Humanity is the key word here. In Breakfast at Tiffany’s, Truman Capote demonstrates an extraordinary eye for the colourful details that can make us so drawn to other people. This eye is not just limited to Holly, but to the entire cast, who come alive with voices so lively you’d swear they were in the room talking to you, yet delicate enough that they never veer into the realm of caricature. Breakfast at Tiffany’s is a wonderfully executed character study written with elegant brevity and sharp wit. I loved every clause of every sentence of every page. And I am already looking forward to reading it again.

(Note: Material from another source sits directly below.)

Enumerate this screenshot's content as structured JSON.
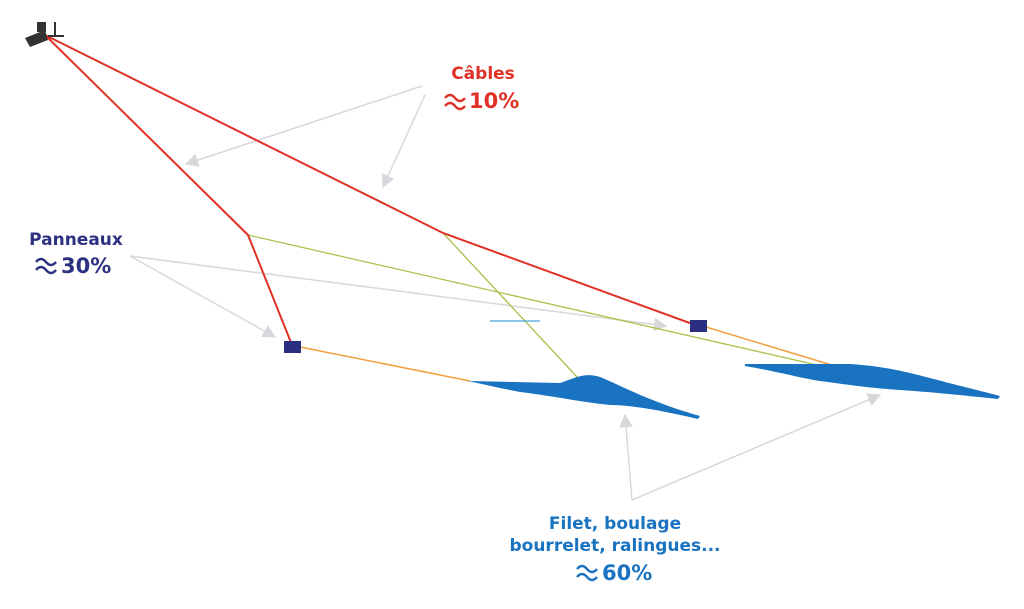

Unfortunately, despite the critical acclaim, I cannot say Breakfast at Tiffany’s the film stands quite as tall as its source material. The film cuts out large chunks of the narrative in favour of its own additions, which do not give off the same sense of charm and insight as the novel does. The casting, as well, misses the mark. Audrey Hepburn, while stunning, just is not Holly: she doesn’t sound, move or even look much holly.
Furthermore, the decision to turn the story into a rom-com means that the narrator is removed almost entirely, being replaced by a character who bears little to no resemblance to the man he once was, and is played by a man who never could be. Honourable mention does go to Martin Balsam for his lively and colourful portrayal of O.J Berman. Dishonourable mention goes to Mickey Rooney’s stunningly racist portrayal of Mr. Yunioshi; whether the racism offends you or not, his goofball antics here really didn’t fit the film and it’s just a failure on all fronts.
Overall I think the film would have done far better had it not pretended to be in the spirit of the novel and simply existed as its own separate feature. I will say this in its defence, however: Moon river is an exceptional song.